Many of the roads leading to the Grand Strand cross the Waccamaw and Pee Dee River basins, which are currently well above flood stage. The South Carolina Department of Transportation said floodwaters receded enough to reopen S.C. Highway 22 in northern Horry County. Prior to that, the only western access into the Myrtle Beach region was U.S. Highway 501, which was down to a single lane in each direction due to flooding on the Waccamaw River.
“It is challenging because so many roads had to close because of flooding or a concern that the road could wash out,” Riordan said.

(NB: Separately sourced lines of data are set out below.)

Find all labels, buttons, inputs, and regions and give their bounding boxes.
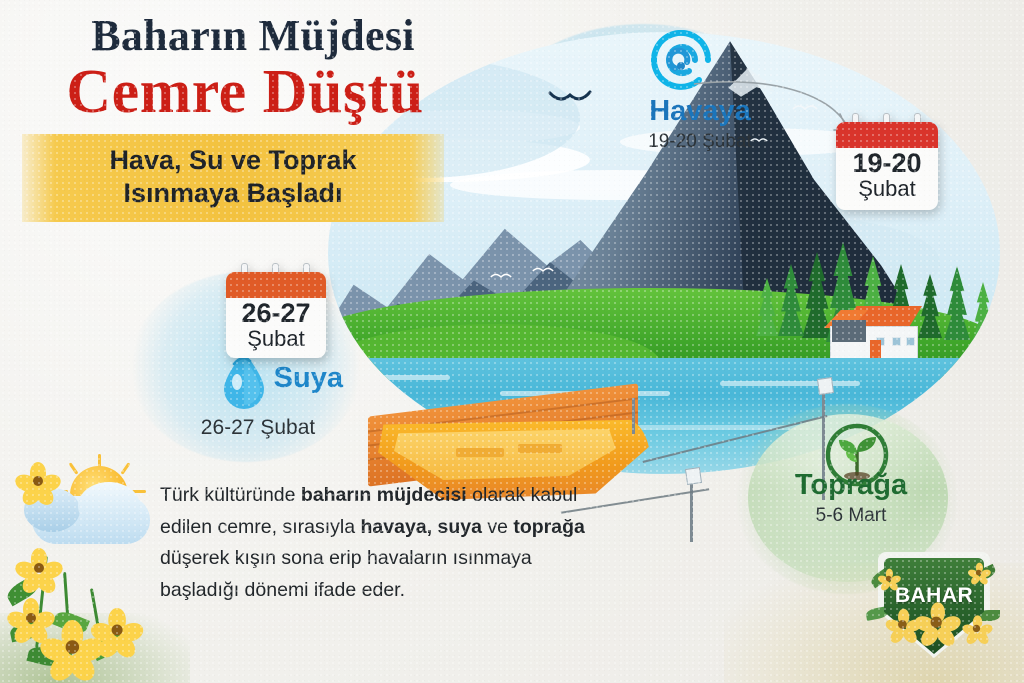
calendar-air-month: Şubat <box>836 178 938 200</box>
cloud-icon <box>78 482 140 530</box>
water-ripple <box>720 381 860 386</box>
bahar-badge: BAHAR <box>866 552 1002 664</box>
calendar-water-days: 26-27 <box>226 300 326 327</box>
water-label: Suya <box>274 363 343 395</box>
flower <box>916 602 958 644</box>
stage-label-soil: Toprağa 5-6 Mart <box>766 470 936 527</box>
soil-label: Toprağa <box>766 470 936 502</box>
calendar-air-days: 19-20 <box>836 150 938 177</box>
flower <box>879 569 900 590</box>
sign-plate <box>685 467 702 485</box>
subtitle-highlight-band: Hava, Su ve Toprak Isınmaya Başladı <box>22 134 444 222</box>
paragraph-text: Türk kültüründe baharın müjdecisi olarak… <box>160 484 585 601</box>
subtitle-line-1: Hava, Su ve Toprak <box>22 144 444 177</box>
title-line-2: Cemre Düştü <box>0 61 480 124</box>
stage-label-water: Suya 26-27 Şubat <box>163 348 343 440</box>
subtitle-line-2: Isınmaya Başladı <box>22 177 444 210</box>
lakeside-cabin <box>826 306 922 360</box>
water-date: 26-27 Şubat <box>173 416 343 440</box>
seagull-icon <box>548 88 592 108</box>
bird-icon <box>532 264 554 276</box>
sun-cloud-flowers-decoration <box>0 452 180 683</box>
infographic-canvas: Baharın Müjdesi Cemre Düştü Hava, Su ve … <box>0 0 1024 683</box>
flower <box>969 563 990 584</box>
flower <box>887 609 920 642</box>
dock-post <box>632 398 635 434</box>
title-block: Baharın Müjdesi Cemre Düştü Hava, Su ve … <box>0 14 480 222</box>
flower <box>963 615 990 642</box>
sign-plate <box>817 377 834 395</box>
description-paragraph: Türk kültüründe baharın müjdecisi olarak… <box>160 480 612 606</box>
title-line-1: Baharın Müjdesi <box>0 14 480 59</box>
soil-date: 5-6 Mart <box>766 505 936 527</box>
calendar-water-month: Şubat <box>226 328 326 350</box>
bird-icon <box>490 270 512 282</box>
calendar-card-water: 26-27 Şubat <box>226 272 326 358</box>
calendar-card-air: 19-20 Şubat <box>836 122 938 210</box>
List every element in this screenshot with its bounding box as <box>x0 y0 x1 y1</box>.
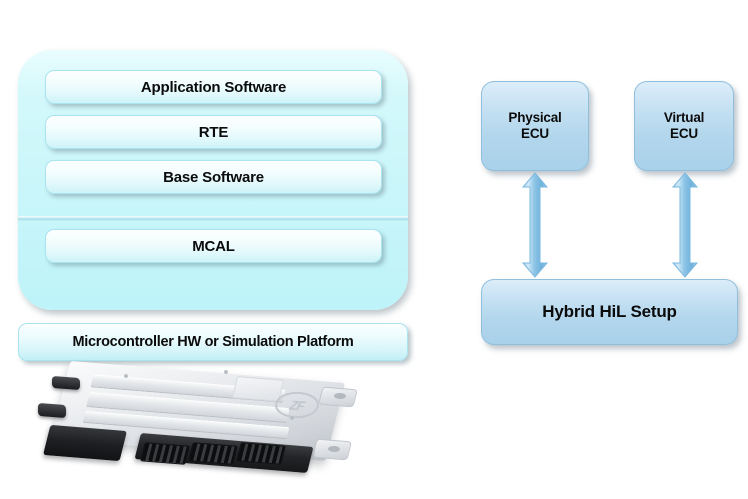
node-label-line2: ECU <box>670 126 698 141</box>
ecu-screw <box>290 416 294 420</box>
node-label-line1: Virtual <box>664 110 704 125</box>
ecu-hardware-photo: ZF <box>28 366 378 491</box>
layer-label: Application Software <box>141 79 286 96</box>
ecu-screw <box>224 370 228 374</box>
arrow-physical-to-hil-icon <box>521 172 549 278</box>
layer-box-base-software[interactable]: Base Software <box>45 160 382 194</box>
arrow-virtual-to-hil-icon <box>671 172 699 278</box>
layer-label: RTE <box>199 124 228 141</box>
platform-label: Microcontroller HW or Simulation Platfor… <box>73 334 354 350</box>
layer-label: MCAL <box>192 238 235 255</box>
layer-box-rte[interactable]: RTE <box>45 115 382 149</box>
platform-bar-microcontroller[interactable]: Microcontroller HW or Simulation Platfor… <box>18 323 408 361</box>
ecu-screw <box>124 374 128 378</box>
ecu-cable-gland <box>38 403 66 418</box>
node-label-line1: Physical <box>508 110 561 125</box>
ecu-pin-block <box>188 442 238 465</box>
layer-box-application-software[interactable]: Application Software <box>45 70 382 104</box>
node-label: Hybrid HiL Setup <box>542 302 676 322</box>
node-label-line2: ECU <box>521 126 549 141</box>
node-label: Physical ECU <box>508 110 561 142</box>
ecu-pin-block <box>236 442 286 465</box>
node-physical-ecu[interactable]: Physical ECU <box>481 81 589 171</box>
ecu-cable-gland <box>52 376 80 390</box>
layer-label: Base Software <box>163 169 264 186</box>
node-virtual-ecu[interactable]: Virtual ECU <box>634 81 734 171</box>
node-hybrid-hil-setup[interactable]: Hybrid HiL Setup <box>481 279 738 345</box>
node-label: Virtual ECU <box>664 110 704 142</box>
ecu-pin-block <box>140 442 190 465</box>
ecu-black-connector-header <box>43 425 127 461</box>
layer-box-mcal[interactable]: MCAL <box>45 229 382 263</box>
ecu-badge-plate <box>232 376 285 402</box>
stack-divider <box>18 216 408 219</box>
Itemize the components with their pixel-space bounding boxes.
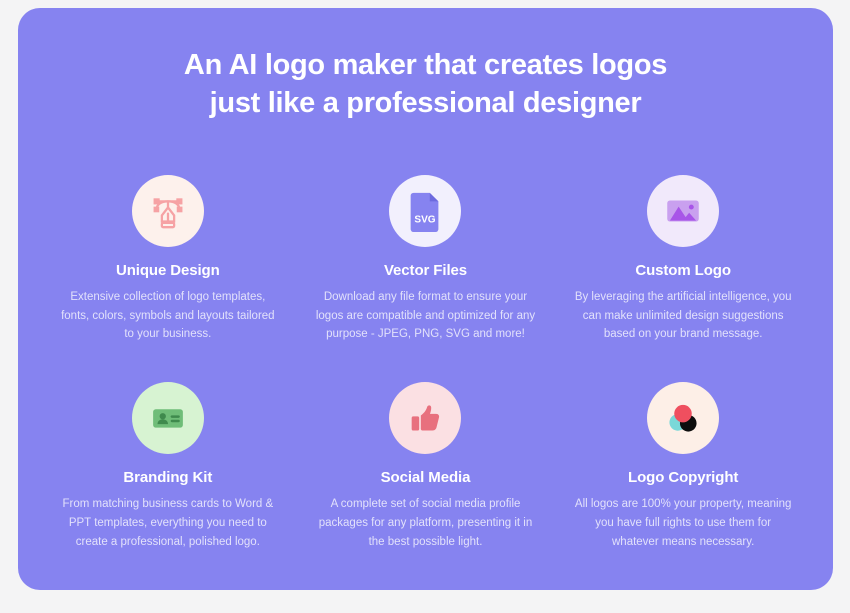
svg-file-icon: SVG [389, 175, 461, 247]
feature-description: From matching business cards to Word & P… [58, 495, 278, 552]
feature-description: Extensive collection of logo templates, … [58, 288, 278, 345]
feature-card-unique-design: Unique Design Extensive collection of lo… [44, 175, 292, 345]
overlapping-circles-icon [647, 382, 719, 454]
feature-title: Social Media [381, 469, 471, 486]
business-card-icon [132, 382, 204, 454]
svg-file-label: SVG [415, 214, 436, 225]
features-panel: An AI logo maker that creates logos just… [18, 8, 833, 590]
feature-card-custom-logo: Custom Logo By leveraging the artificial… [559, 175, 807, 345]
pen-tool-icon [132, 175, 204, 247]
feature-card-social-media: Social Media A complete set of social me… [302, 382, 550, 552]
feature-title: Logo Copyright [628, 469, 738, 486]
features-grid: Unique Design Extensive collection of lo… [44, 175, 807, 553]
feature-title: Branding Kit [123, 469, 212, 486]
image-photo-icon [647, 175, 719, 247]
feature-description: Download any file format to ensure your … [316, 288, 536, 345]
feature-title: Vector Files [384, 262, 467, 279]
headline-line-1: An AI logo maker that creates logos [44, 46, 807, 84]
feature-card-vector-files: SVG Vector Files Download any file forma… [302, 175, 550, 345]
feature-title: Custom Logo [635, 262, 731, 279]
thumbs-up-icon [389, 382, 461, 454]
feature-description: All logos are 100% your property, meanin… [573, 495, 793, 552]
feature-card-branding-kit: Branding Kit From matching business card… [44, 382, 292, 552]
headline-line-2: just like a professional designer [44, 84, 807, 122]
feature-description: A complete set of social media profile p… [316, 495, 536, 552]
feature-card-logo-copyright: Logo Copyright All logos are 100% your p… [559, 382, 807, 552]
feature-description: By leveraging the artificial intelligenc… [573, 288, 793, 345]
feature-title: Unique Design [116, 262, 220, 279]
page-title: An AI logo maker that creates logos just… [44, 38, 807, 123]
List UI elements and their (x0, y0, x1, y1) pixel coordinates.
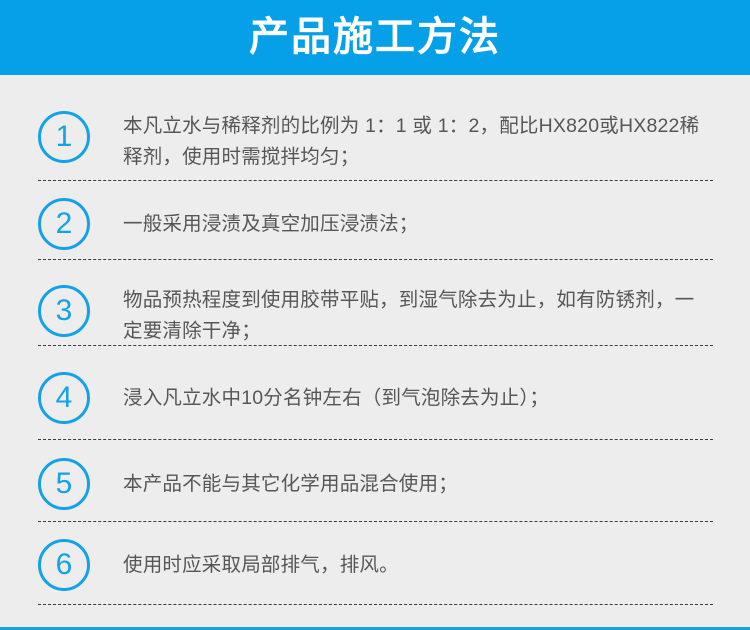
step-number-label: 2 (56, 209, 73, 239)
step-divider-6 (38, 604, 713, 605)
step-number-badge-6: 6 (38, 539, 90, 591)
step-text-4: 浸入凡立水中10分名钟左右（到气泡除去为止）； (123, 372, 713, 414)
step-number-label: 6 (56, 550, 73, 580)
step-divider-2 (38, 259, 713, 260)
instruction-step-1: 1 本凡立水与稀释剂的比例为 1：1 或 1：2，配比HX820或HX822稀释… (38, 111, 713, 173)
step-divider-5 (38, 521, 713, 522)
instruction-step-4: 4 浸入凡立水中10分名钟左右（到气泡除去为止）； (38, 372, 713, 424)
step-number-label: 4 (56, 383, 73, 413)
step-text-1: 本凡立水与稀释剂的比例为 1：1 或 1：2，配比HX820或HX822稀释剂，… (123, 111, 713, 173)
product-instruction-page: 产品施工方法 1 本凡立水与稀释剂的比例为 1：1 或 1：2，配比HX820或… (0, 0, 750, 630)
step-number-label: 5 (56, 469, 73, 499)
instruction-step-6: 6 使用时应采取局部排气，排风。 (38, 539, 713, 591)
step-text-2: 一般采用浸渍及真空加压浸渍法； (123, 198, 713, 240)
step-number-label: 1 (56, 122, 73, 152)
step-text-6: 使用时应采取局部排气，排风。 (123, 539, 713, 581)
step-text-3: 物品预热程度到使用胶带平贴，到湿气除去为止，如有防锈剂，一定要清除干净； (123, 285, 713, 347)
step-number-badge-2: 2 (38, 198, 90, 250)
step-text-5: 本产品不能与其它化学用品混合使用； (123, 458, 713, 500)
page-header-bar: 产品施工方法 (0, 0, 750, 75)
step-number-label: 3 (56, 296, 73, 326)
page-title: 产品施工方法 (249, 17, 501, 59)
instruction-step-3: 3 物品预热程度到使用胶带平贴，到湿气除去为止，如有防锈剂，一定要清除干净； (38, 285, 713, 347)
step-divider-1 (38, 180, 713, 181)
step-number-badge-3: 3 (38, 285, 90, 337)
step-divider-4 (38, 439, 713, 440)
step-number-badge-4: 4 (38, 372, 90, 424)
step-number-badge-1: 1 (38, 111, 90, 163)
instruction-step-5: 5 本产品不能与其它化学用品混合使用； (38, 458, 713, 510)
step-divider-3 (38, 345, 713, 346)
instruction-step-2: 2 一般采用浸渍及真空加压浸渍法； (38, 198, 713, 250)
instruction-step-list: 1 本凡立水与稀释剂的比例为 1：1 或 1：2，配比HX820或HX822稀释… (0, 75, 750, 627)
step-number-badge-5: 5 (38, 458, 90, 510)
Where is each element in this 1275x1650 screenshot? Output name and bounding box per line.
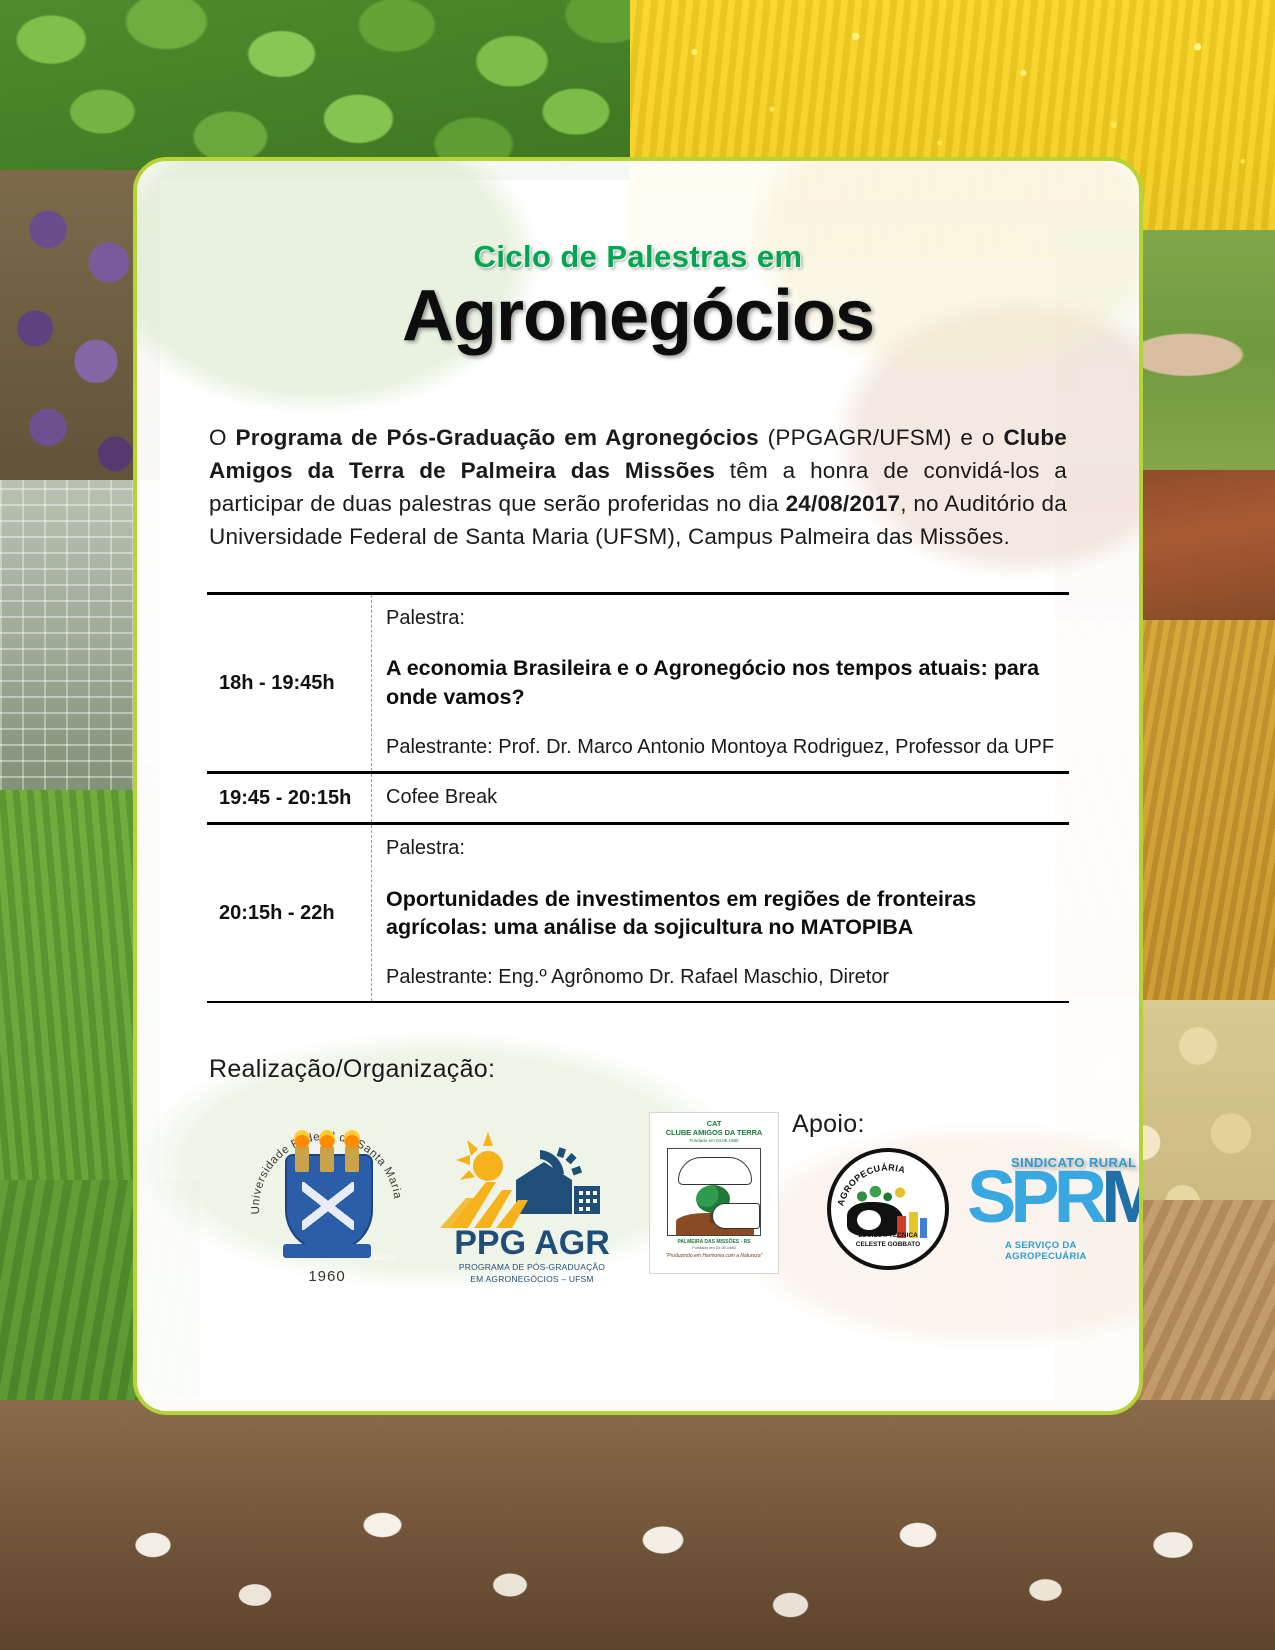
intro-part-a: O — [209, 425, 236, 450]
ufsm-torch-icon — [320, 1146, 334, 1172]
ufsm-logo: Universidade Federal de Santa Maria REDI… — [247, 1120, 407, 1280]
sprm-letter-p: P — [1010, 1155, 1053, 1238]
content-card: Ciclo de Palestras em Agronegócios O Pro… — [133, 157, 1143, 1415]
agropecuaria-sub-line1: ESC.EST. TÉCNICA — [827, 1232, 949, 1241]
row-speaker: Palestrante: Eng.º Agrônomo Dr. Rafael M… — [386, 964, 1059, 991]
row-talk-title: A economia Brasileira e o Agronegócio no… — [386, 654, 1059, 712]
intro-program-name: Programa de Pós-Graduação em Agronegócio… — [236, 425, 759, 450]
row-time: 20:15h - 22h — [207, 823, 372, 1002]
sprm-letter-m: M — [1101, 1155, 1143, 1238]
apoio-label: Apoio: — [792, 1110, 865, 1139]
agropecuaria-logo: AGROPECUÁRIA ESC.EST. TÉCNICA CELESTE GO… — [827, 1148, 949, 1270]
intro-event-date: 24/08/2017 — [786, 491, 901, 516]
page-title: Agronegócios — [137, 279, 1139, 355]
field-rows-icon — [440, 1176, 530, 1228]
ufsm-flame-icon — [344, 1130, 360, 1148]
agropecuaria-sub-line2: CELESTE GOBBATO — [827, 1241, 949, 1250]
table-row: 19:45 - 20:15h Cofee Break — [207, 772, 1069, 823]
cat-line6: "Produzindo em Harmonia com a Natureza" — [650, 1253, 778, 1260]
ppgagr-sub-line1: PROGRAMA DE PÓS-GRADUAÇÃO — [432, 1262, 632, 1273]
poster-kicker: Ciclo de Palestras em — [137, 239, 1139, 275]
table-row: 20:15h - 22h Palestra: Oportunidades de … — [207, 823, 1069, 1002]
photo-poultry-barn — [0, 1400, 1275, 1650]
sprm-footer-text: A SERVIÇO DA AGROPECUÁRIA — [1005, 1240, 1143, 1262]
sprm-letter-r: R — [1054, 1155, 1101, 1238]
schedule-table: 18h - 19:45h Palestra: A economia Brasil… — [207, 592, 1069, 1003]
realizacao-label: Realização/Organização: — [209, 1055, 1139, 1084]
ppgagr-sub-line2: EM AGRONEGÓCIOS – UFSM — [432, 1274, 632, 1285]
row-speaker: Palestrante: Prof. Dr. Marco Antonio Mon… — [386, 734, 1059, 761]
intro-paragraph: O Programa de Pós-Graduação em Agronegóc… — [209, 421, 1067, 554]
row-content: Palestra: Oportunidades de investimentos… — [372, 823, 1070, 1002]
row-content: Palestra: A economia Brasileira e o Agro… — [372, 593, 1070, 772]
ppgagr-logo: PPG AGR PROGRAMA DE PÓS-GRADUAÇÃO EM AGR… — [432, 1124, 632, 1284]
ufsm-flame-icon — [294, 1130, 310, 1148]
sprm-monogram: SPRM — [967, 1160, 1143, 1234]
intro-part-c: (PPGAGR/UFSM) e o — [759, 425, 1004, 450]
hand-icon — [712, 1203, 760, 1229]
ufsm-year: 1960 — [247, 1268, 407, 1285]
cat-line5: Fundado em 04.05.1980 — [650, 1245, 778, 1250]
photo-soy-leaves — [0, 0, 640, 180]
row-content: Cofee Break — [372, 772, 1070, 823]
cat-line3: Fundado em 04.05.1980 — [650, 1138, 778, 1143]
row-label-palestra: Palestra: — [386, 605, 1059, 633]
cat-illustration-icon — [667, 1148, 761, 1236]
cat-line1: CAT — [650, 1119, 778, 1128]
row-time: 18h - 19:45h — [207, 593, 372, 772]
row-label-palestra: Palestra: — [386, 835, 1059, 863]
ufsm-torch-icon — [345, 1146, 359, 1172]
hand-icon — [678, 1157, 752, 1185]
cat-logo: CAT CLUBE AMIGOS DA TERRA Fundado em 04.… — [649, 1112, 779, 1274]
cat-line2: CLUBE AMIGOS DA TERRA — [650, 1128, 778, 1137]
logo-strip: Apoio: Universidade Federal de Santa Mar… — [137, 1090, 1139, 1280]
ufsm-tools-icon — [302, 1182, 354, 1230]
ppgagr-subtitle: PROGRAMA DE PÓS-GRADUAÇÃO EM AGRONEGÓCIO… — [432, 1262, 632, 1285]
ufsm-flame-icon — [319, 1130, 335, 1148]
sprm-letter-s: S — [967, 1155, 1010, 1238]
row-break-title: Cofee Break — [386, 784, 1059, 812]
row-time: 19:45 - 20:15h — [207, 772, 372, 823]
poster-canvas: Ciclo de Palestras em Agronegócios O Pro… — [0, 0, 1275, 1650]
table-row: 18h - 19:45h Palestra: A economia Brasil… — [207, 593, 1069, 772]
sindicato-rural-logo: SINDICATO RURAL SPRM A SERVIÇO DA AGROPE… — [967, 1148, 1143, 1268]
ppgagr-wordmark: PPG AGR — [432, 1224, 632, 1263]
row-talk-title: Oportunidades de investimentos em regiõe… — [386, 885, 1059, 943]
ufsm-torch-icon — [295, 1146, 309, 1172]
ufsm-banner-icon — [283, 1244, 371, 1258]
agropecuaria-subtitle: ESC.EST. TÉCNICA CELESTE GOBBATO — [827, 1232, 949, 1250]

Myrtle Beach was spared damage from Hurricane Florence. “The actual coastal zone, what most people think of as Myrtle Beach proper, is absolutely perfect,” she said. “We are so blessed that the damage from Hurricane Florence was very minimal . . . actually, if you were here with me right now, you would not believe that we had a hurricane come through.”
Hotels, restaurants and other businesses are open. However, many are struggling for customers or tourists given what is happening elsewhere in the county.
“It’s a much different picture outside of Myrtle Beach,” she said. “All of our efforts now are to help our neighbors to the west of us and unfortunately, that’s where most of the workforce for the Myrtle Beach area lives and so it’s been very, very trying for business owners. They’ve had situations where their businesses can open because it’s along the Grand Strand but they can’t get themselves to that business or they can’t get their important employees over to the business because of where they’re located.”
Riordan said the chamber has been taking phone calls and requests for information from concerned tourists. It has also had to help large groups reschedule reservations. She encourages potential visitors to consider rebooking for two weeks from now.
“Think about coming the second week of October when it’s still pretty and still warm,” she said. “They could still have a great vacation experience here, they’re just really going to need to delay that a little while so they don’t put themselves in jeopardy.”
The chamber also has been organizing fundraisers for disaster victims and collecting donated supplies.
“We’re so happy to help however we can,” she said.